BEIRUT, (Reuters) – Hundreds of thousands of Shi’ite Muslims transformed a religious ceremony in Lebanon on Thursday into an emotional but peaceful protest against cartoons depicting the Prophet Mohammad.
“Today, we are defending the dignity of our prophet with a word, a demonstration but let (U.S. President) George Bush and the arrogant world know that if we have to … we will defend our prophet with our blood, not our voices,” Sayyed Hassan Nasrallah, the leader of Hezbollah, told the crowd.
Angry Muslims have demonstrated around the world over the cartoons, first published in Denmark, then Norway and several other countries in Europe and elsewhere.
The caricatures, including one showing the Prophet Mohammad wearing a bomb-shaped turban, have unleashed fury among many Muslims who consider any portrayal of their prophet as blasphemous, let alone one showing him as a terrorist.

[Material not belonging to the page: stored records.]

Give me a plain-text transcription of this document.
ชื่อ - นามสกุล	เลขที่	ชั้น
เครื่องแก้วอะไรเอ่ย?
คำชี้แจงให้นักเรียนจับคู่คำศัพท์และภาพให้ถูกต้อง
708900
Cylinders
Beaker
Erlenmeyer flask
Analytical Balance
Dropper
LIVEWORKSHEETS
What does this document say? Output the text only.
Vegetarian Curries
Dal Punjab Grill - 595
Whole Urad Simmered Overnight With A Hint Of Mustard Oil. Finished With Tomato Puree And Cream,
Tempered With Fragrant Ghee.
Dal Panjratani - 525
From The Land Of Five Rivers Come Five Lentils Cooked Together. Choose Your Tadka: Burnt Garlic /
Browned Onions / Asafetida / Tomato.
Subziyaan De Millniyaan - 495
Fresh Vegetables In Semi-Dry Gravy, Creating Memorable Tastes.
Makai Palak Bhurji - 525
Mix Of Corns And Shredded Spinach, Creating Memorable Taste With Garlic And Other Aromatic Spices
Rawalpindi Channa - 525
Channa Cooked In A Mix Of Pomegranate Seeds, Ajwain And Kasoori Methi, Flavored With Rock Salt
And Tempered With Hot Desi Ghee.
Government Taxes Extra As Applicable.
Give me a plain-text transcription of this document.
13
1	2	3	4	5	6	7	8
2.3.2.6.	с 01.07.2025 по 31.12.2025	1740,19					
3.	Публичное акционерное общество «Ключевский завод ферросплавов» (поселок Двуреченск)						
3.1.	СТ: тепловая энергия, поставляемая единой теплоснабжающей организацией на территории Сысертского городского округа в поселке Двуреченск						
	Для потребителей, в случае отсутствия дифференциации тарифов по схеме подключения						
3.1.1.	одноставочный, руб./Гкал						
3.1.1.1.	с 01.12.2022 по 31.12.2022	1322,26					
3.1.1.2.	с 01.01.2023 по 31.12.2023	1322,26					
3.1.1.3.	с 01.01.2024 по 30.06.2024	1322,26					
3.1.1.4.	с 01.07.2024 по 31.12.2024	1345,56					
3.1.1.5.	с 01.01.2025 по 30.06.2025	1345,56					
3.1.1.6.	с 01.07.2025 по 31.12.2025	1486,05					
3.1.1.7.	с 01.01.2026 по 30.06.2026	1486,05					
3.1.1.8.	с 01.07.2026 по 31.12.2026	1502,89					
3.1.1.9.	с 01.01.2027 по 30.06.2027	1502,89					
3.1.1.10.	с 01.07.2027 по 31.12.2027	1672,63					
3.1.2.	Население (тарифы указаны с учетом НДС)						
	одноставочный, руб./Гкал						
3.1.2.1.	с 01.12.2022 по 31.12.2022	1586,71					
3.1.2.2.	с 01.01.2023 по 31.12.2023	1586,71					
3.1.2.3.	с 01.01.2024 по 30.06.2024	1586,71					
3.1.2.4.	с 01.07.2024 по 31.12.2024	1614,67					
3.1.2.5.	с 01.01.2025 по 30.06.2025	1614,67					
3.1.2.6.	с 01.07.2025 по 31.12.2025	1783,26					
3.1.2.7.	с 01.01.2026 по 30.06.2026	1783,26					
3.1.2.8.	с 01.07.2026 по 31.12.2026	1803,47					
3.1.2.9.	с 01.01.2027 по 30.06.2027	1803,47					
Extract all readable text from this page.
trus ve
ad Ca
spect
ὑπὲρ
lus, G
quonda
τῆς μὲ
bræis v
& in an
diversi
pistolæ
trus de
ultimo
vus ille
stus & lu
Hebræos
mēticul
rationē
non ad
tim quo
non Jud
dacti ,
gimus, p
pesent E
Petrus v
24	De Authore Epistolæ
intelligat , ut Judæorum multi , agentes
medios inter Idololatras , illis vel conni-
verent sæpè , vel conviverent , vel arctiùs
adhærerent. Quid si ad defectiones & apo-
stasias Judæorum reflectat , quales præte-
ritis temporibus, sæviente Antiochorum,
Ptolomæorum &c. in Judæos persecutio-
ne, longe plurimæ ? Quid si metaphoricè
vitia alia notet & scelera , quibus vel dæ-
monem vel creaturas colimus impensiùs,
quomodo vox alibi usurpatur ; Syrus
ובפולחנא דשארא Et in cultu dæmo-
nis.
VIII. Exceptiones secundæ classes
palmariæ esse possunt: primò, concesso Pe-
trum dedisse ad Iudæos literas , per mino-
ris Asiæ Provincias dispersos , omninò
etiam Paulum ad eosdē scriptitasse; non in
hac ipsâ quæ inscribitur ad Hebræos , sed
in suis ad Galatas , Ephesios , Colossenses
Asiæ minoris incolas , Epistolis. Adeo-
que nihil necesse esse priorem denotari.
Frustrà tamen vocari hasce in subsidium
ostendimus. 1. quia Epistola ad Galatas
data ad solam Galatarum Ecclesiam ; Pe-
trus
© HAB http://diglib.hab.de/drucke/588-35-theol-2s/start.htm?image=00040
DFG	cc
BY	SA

U.S. Secretary of State Condoleezza Rice has accused Iran and Syria, both backers of Hezbollah and at loggerheads with the West, of deliberately stoking rage among Muslims.
President George W. Bush urged governments to stop the violence, including attacks on Western diplomatic missions in parts of the Muslim world.
“Defending the Prophet should continue worldwide, let Condoleezza Rice, Bush and all the tyrants shut up: We are a nation that can’t forgive, be silent or ease up when they insult our prophet and our sacred values,” Nassrallah said.
He said there would be no compromise before a Danish apology and the European Parliament and individual assemblies in Europe pass a media law that prohibits insulting the Prophet Mohammad.
Unlike a protest on Sunday that turned into a riot in which the building housing the Danish consulate was torched, there were no signs of violence in the march in Beirut’s southern suburb, a Hezbollah stronghold.
“At your service, oh Mohammad, at your service, oh Prophet of God,” the crowds chanted with fists raised. “Death to America, Death to Israel,” they also shouted.
“No dignity to a nation whose prophet is insulted,” a placard read; “What comes after insulting sacred values?” another asked.
Despite wind and rain, there was a high turnout — put by security sources at 400,000, and by Hezbollah at 700,000. The march is an annual event to mark Ashura when Shi’ites mourn the death of the Prophet’s grandson, Imam Hussein, killed in Kerbala in Iraq 1,300 ago.
Protesters burnt the Danish and Norwegian missions in Damascus on Saturday. A day later, demonstrators torched the Danish consulate in Beirut.
Lebanon has charged 203 people, mostly Lebanese but also Syrians and Palestinians, with taking part in the riots and promised swift trials.
Ashura is the 10th day of the lunar month of Muharram, when Imam Hussein was killed in AD 680 in a battle with the army of Caliph Yazid. He was decapitated and his head taken to Damascus, the seat of Yazid’s Sunni Ummayad dynasty.